The timing of elective cardiac surgery following the insertion of DES is unclear. In patients who must be operated on soon after DES insertion, the benefits of clopidogrel cessation must be weighed against the risks. The clopidogrel in unstable angina to prevent recurrent ischemic events (CURE) trial suggested the initiation of clopidogrel in addition to aspirin prior to CABG may decrease the risk of cardiovascular death, myocardial infarction, or stroke by 20%, although this was not a significantly different than aspirin alone. (Fox et al. 2004) The CLARITY TIMI 28 trial also documented a trend toward less ischemic events with the administration of clopidogrel prior to CABG. (Mclean et al. 2007) A recent meta-analysis of 11 studies suggested that perioperative complication rate including bleeding, prolonged ventilation, and length of stay are significantly increased in patients receiving clopidogrel prior to CABG. (Purkayastha et al. 2006) Maintenance of clopidogrel therapy for patients with DES should be considered accepting these additional risks. Alternatively, planned CABG of any stented vessels with a DES should be considered despite the possibility of graft occlusion due to competitive flow.

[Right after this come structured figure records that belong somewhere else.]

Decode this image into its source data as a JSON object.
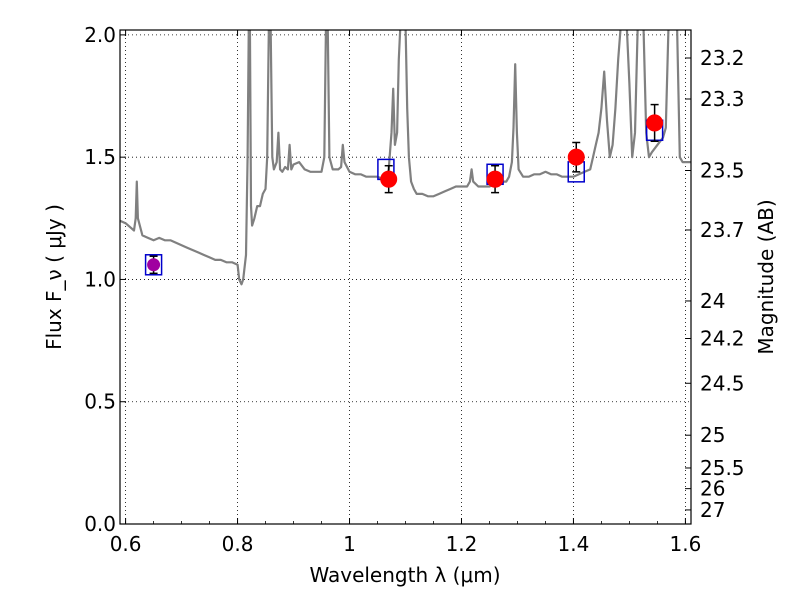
{
  "chart_data": {
    "type": "line",
    "xlabel": "Wavelength  λ (μm)",
    "ylabel": "Flux  F_ν  ( μJy )",
    "y2label": "Magnitude (AB)",
    "xlim": [
      0.59,
      1.61
    ],
    "ylim": [
      0.0,
      2.02
    ],
    "grid": true,
    "x_ticks": [
      {
        "value": 0.6,
        "label": "0.6"
      },
      {
        "value": 0.8,
        "label": "0.8"
      },
      {
        "value": 1.0,
        "label": "1"
      },
      {
        "value": 1.2,
        "label": "1.2"
      },
      {
        "value": 1.4,
        "label": "1.4"
      },
      {
        "value": 1.6,
        "label": "1.6"
      }
    ],
    "y_ticks": [
      {
        "value": 0.0,
        "label": "0.0"
      },
      {
        "value": 0.5,
        "label": "0.5"
      },
      {
        "value": 1.0,
        "label": "1.0"
      },
      {
        "value": 1.5,
        "label": "1.5"
      },
      {
        "value": 2.0,
        "label": "2.0"
      }
    ],
    "magnitude_ticks": [
      "23.2",
      "23.3",
      "23.5",
      "23.7",
      "24",
      "24.2",
      "24.5",
      "25",
      "25.5",
      "26",
      "27"
    ],
    "spectrum_color": "#808080",
    "spectrum": [
      [
        0.59,
        1.24
      ],
      [
        0.6,
        1.23
      ],
      [
        0.61,
        1.21
      ],
      [
        0.615,
        1.2
      ],
      [
        0.618,
        1.25
      ],
      [
        0.62,
        1.4
      ],
      [
        0.622,
        1.25
      ],
      [
        0.63,
        1.18
      ],
      [
        0.64,
        1.17
      ],
      [
        0.65,
        1.16
      ],
      [
        0.66,
        1.17
      ],
      [
        0.67,
        1.16
      ],
      [
        0.68,
        1.16
      ],
      [
        0.69,
        1.15
      ],
      [
        0.7,
        1.14
      ],
      [
        0.71,
        1.13
      ],
      [
        0.72,
        1.12
      ],
      [
        0.73,
        1.11
      ],
      [
        0.74,
        1.1
      ],
      [
        0.75,
        1.09
      ],
      [
        0.76,
        1.08
      ],
      [
        0.77,
        1.08
      ],
      [
        0.78,
        1.07
      ],
      [
        0.79,
        1.07
      ],
      [
        0.8,
        1.06
      ],
      [
        0.803,
        1.0
      ],
      [
        0.807,
        0.98
      ],
      [
        0.81,
        1.0
      ],
      [
        0.815,
        1.1
      ],
      [
        0.818,
        1.5
      ],
      [
        0.82,
        2.05
      ],
      [
        0.822,
        2.05
      ],
      [
        0.824,
        1.3
      ],
      [
        0.826,
        1.22
      ],
      [
        0.83,
        1.25
      ],
      [
        0.835,
        1.3
      ],
      [
        0.84,
        1.3
      ],
      [
        0.845,
        1.35
      ],
      [
        0.85,
        1.37
      ],
      [
        0.853,
        1.5
      ],
      [
        0.856,
        2.05
      ],
      [
        0.859,
        2.05
      ],
      [
        0.862,
        1.5
      ],
      [
        0.865,
        1.45
      ],
      [
        0.87,
        1.48
      ],
      [
        0.873,
        1.6
      ],
      [
        0.876,
        1.45
      ],
      [
        0.88,
        1.44
      ],
      [
        0.885,
        1.46
      ],
      [
        0.89,
        1.45
      ],
      [
        0.893,
        1.55
      ],
      [
        0.896,
        1.45
      ],
      [
        0.9,
        1.47
      ],
      [
        0.91,
        1.48
      ],
      [
        0.92,
        1.45
      ],
      [
        0.93,
        1.44
      ],
      [
        0.94,
        1.44
      ],
      [
        0.95,
        1.44
      ],
      [
        0.955,
        1.5
      ],
      [
        0.958,
        2.05
      ],
      [
        0.961,
        2.05
      ],
      [
        0.964,
        1.5
      ],
      [
        0.97,
        1.45
      ],
      [
        0.98,
        1.45
      ],
      [
        0.985,
        1.46
      ],
      [
        0.988,
        1.55
      ],
      [
        0.991,
        1.48
      ],
      [
        1.0,
        1.44
      ],
      [
        1.01,
        1.43
      ],
      [
        1.02,
        1.43
      ],
      [
        1.03,
        1.42
      ],
      [
        1.04,
        1.42
      ],
      [
        1.05,
        1.42
      ],
      [
        1.06,
        1.41
      ],
      [
        1.065,
        1.41
      ],
      [
        1.07,
        1.45
      ],
      [
        1.075,
        1.6
      ],
      [
        1.078,
        1.78
      ],
      [
        1.081,
        1.55
      ],
      [
        1.085,
        1.6
      ],
      [
        1.088,
        1.9
      ],
      [
        1.091,
        2.05
      ],
      [
        1.1,
        2.05
      ],
      [
        1.103,
        1.7
      ],
      [
        1.106,
        1.5
      ],
      [
        1.11,
        1.4
      ],
      [
        1.115,
        1.37
      ],
      [
        1.12,
        1.35
      ],
      [
        1.13,
        1.35
      ],
      [
        1.14,
        1.34
      ],
      [
        1.15,
        1.34
      ],
      [
        1.16,
        1.35
      ],
      [
        1.17,
        1.36
      ],
      [
        1.18,
        1.37
      ],
      [
        1.19,
        1.38
      ],
      [
        1.2,
        1.38
      ],
      [
        1.21,
        1.38
      ],
      [
        1.215,
        1.4
      ],
      [
        1.218,
        1.45
      ],
      [
        1.221,
        1.4
      ],
      [
        1.23,
        1.38
      ],
      [
        1.24,
        1.38
      ],
      [
        1.25,
        1.38
      ],
      [
        1.26,
        1.39
      ],
      [
        1.27,
        1.4
      ],
      [
        1.28,
        1.4
      ],
      [
        1.285,
        1.42
      ],
      [
        1.29,
        1.48
      ],
      [
        1.293,
        1.62
      ],
      [
        1.296,
        1.88
      ],
      [
        1.299,
        1.6
      ],
      [
        1.302,
        1.45
      ],
      [
        1.31,
        1.42
      ],
      [
        1.32,
        1.42
      ],
      [
        1.33,
        1.43
      ],
      [
        1.34,
        1.43
      ],
      [
        1.35,
        1.44
      ],
      [
        1.36,
        1.43
      ],
      [
        1.37,
        1.43
      ],
      [
        1.38,
        1.42
      ],
      [
        1.39,
        1.42
      ],
      [
        1.4,
        1.42
      ],
      [
        1.41,
        1.43
      ],
      [
        1.42,
        1.44
      ],
      [
        1.43,
        1.45
      ],
      [
        1.435,
        1.5
      ],
      [
        1.44,
        1.55
      ],
      [
        1.445,
        1.6
      ],
      [
        1.45,
        1.7
      ],
      [
        1.455,
        1.85
      ],
      [
        1.46,
        1.65
      ],
      [
        1.465,
        1.5
      ],
      [
        1.47,
        1.55
      ],
      [
        1.475,
        1.7
      ],
      [
        1.48,
        1.9
      ],
      [
        1.485,
        2.05
      ],
      [
        1.495,
        2.05
      ],
      [
        1.5,
        1.8
      ],
      [
        1.505,
        1.5
      ],
      [
        1.51,
        1.6
      ],
      [
        1.515,
        2.05
      ],
      [
        1.525,
        2.05
      ],
      [
        1.53,
        1.6
      ],
      [
        1.535,
        1.5
      ],
      [
        1.54,
        1.52
      ],
      [
        1.55,
        1.55
      ],
      [
        1.56,
        1.58
      ],
      [
        1.565,
        1.62
      ],
      [
        1.57,
        2.05
      ],
      [
        1.585,
        2.05
      ],
      [
        1.59,
        1.5
      ],
      [
        1.595,
        1.48
      ],
      [
        1.6,
        1.48
      ],
      [
        1.61,
        1.48
      ]
    ],
    "model_points": {
      "marker": "square",
      "edge_color": "#0000cc",
      "points": [
        [
          0.65,
          1.06
        ],
        [
          1.065,
          1.45
        ],
        [
          1.26,
          1.43
        ],
        [
          1.405,
          1.44
        ],
        [
          1.545,
          1.61
        ]
      ]
    },
    "observed_points": {
      "marker": "circle",
      "face_color": "#ff0000",
      "points": [
        {
          "x": 0.65,
          "y": 1.06,
          "err": 0.035
        },
        {
          "x": 1.07,
          "y": 1.41,
          "err": 0.055
        },
        {
          "x": 1.26,
          "y": 1.41,
          "err": 0.055
        },
        {
          "x": 1.405,
          "y": 1.5,
          "err": 0.06
        },
        {
          "x": 1.545,
          "y": 1.64,
          "err": 0.075
        }
      ]
    }
  }
}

Our current practice is to continue clopidogrel until the day of surgery in cases where the anti-platelet agent cannot be discontinued (patients with DES) and treat intraoperative and postoperative bleeding with platelet transfusion. Clopidogrel (75 mg) is routinely restarted on postoperative day one along with aspirin (81 mg). Clopidogrel (75 mg) alone after CABG may not inhibit platelet function as well as aspirin even by five days after initiation. (Lim et al. 2004) Alternative loading dose of clopidogrel (300 mg) on postoperative day one is unlikely to increase bleeding but may provide sufficient platelet inhibition.

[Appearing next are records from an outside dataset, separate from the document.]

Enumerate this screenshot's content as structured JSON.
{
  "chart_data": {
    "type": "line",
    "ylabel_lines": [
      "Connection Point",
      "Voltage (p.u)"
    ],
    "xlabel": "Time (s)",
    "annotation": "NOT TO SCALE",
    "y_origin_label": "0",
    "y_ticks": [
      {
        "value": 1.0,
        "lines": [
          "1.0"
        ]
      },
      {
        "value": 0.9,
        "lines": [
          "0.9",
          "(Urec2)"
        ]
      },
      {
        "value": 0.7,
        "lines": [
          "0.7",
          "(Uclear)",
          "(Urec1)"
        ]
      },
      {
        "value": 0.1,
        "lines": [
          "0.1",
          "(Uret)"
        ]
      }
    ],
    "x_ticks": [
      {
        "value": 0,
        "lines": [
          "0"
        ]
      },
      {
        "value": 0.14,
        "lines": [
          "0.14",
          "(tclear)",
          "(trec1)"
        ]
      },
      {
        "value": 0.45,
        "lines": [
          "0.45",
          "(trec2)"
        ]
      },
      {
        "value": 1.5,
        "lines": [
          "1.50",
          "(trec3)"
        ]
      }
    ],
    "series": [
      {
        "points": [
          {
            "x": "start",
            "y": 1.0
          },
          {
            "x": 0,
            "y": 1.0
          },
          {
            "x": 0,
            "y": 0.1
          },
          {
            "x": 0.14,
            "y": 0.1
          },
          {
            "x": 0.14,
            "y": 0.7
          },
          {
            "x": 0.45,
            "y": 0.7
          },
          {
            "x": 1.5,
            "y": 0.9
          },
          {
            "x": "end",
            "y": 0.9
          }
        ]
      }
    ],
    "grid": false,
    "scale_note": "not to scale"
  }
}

It has been suggested that off-pump CABG (OPCAB) in patients receiving clopidogrel may result in less bleeding than traditional on-pump CABG and may be the preferred approach in patients receiving this antiplatelet agent. (Shim et al. 2007) Other data, however, document a 5-fold increase in reexploration for bleeding and a 2.5-fold increase in platelet administration in OPCAB patients receiving clopidogrel prior to surgery. (Kapetanakis et al. 2006) Nevertheless, OPCAB was not an option in our patients since concomitant on-pump surgery was required.
Bleeding complications are expected to become more frequent as operations on patients with drug eluting stents become increasingly common. Early diagnosis of probably stent thrombosis will be critical to ensuring a good outcome. Team awareness of the possibility of acute coronary ischemia from DES thrombosis perioperatively in patients who have ceased clopidogrel should be heightened. Strong consideration for the perioperative maintenance of clopidogrel for these patients should be considered.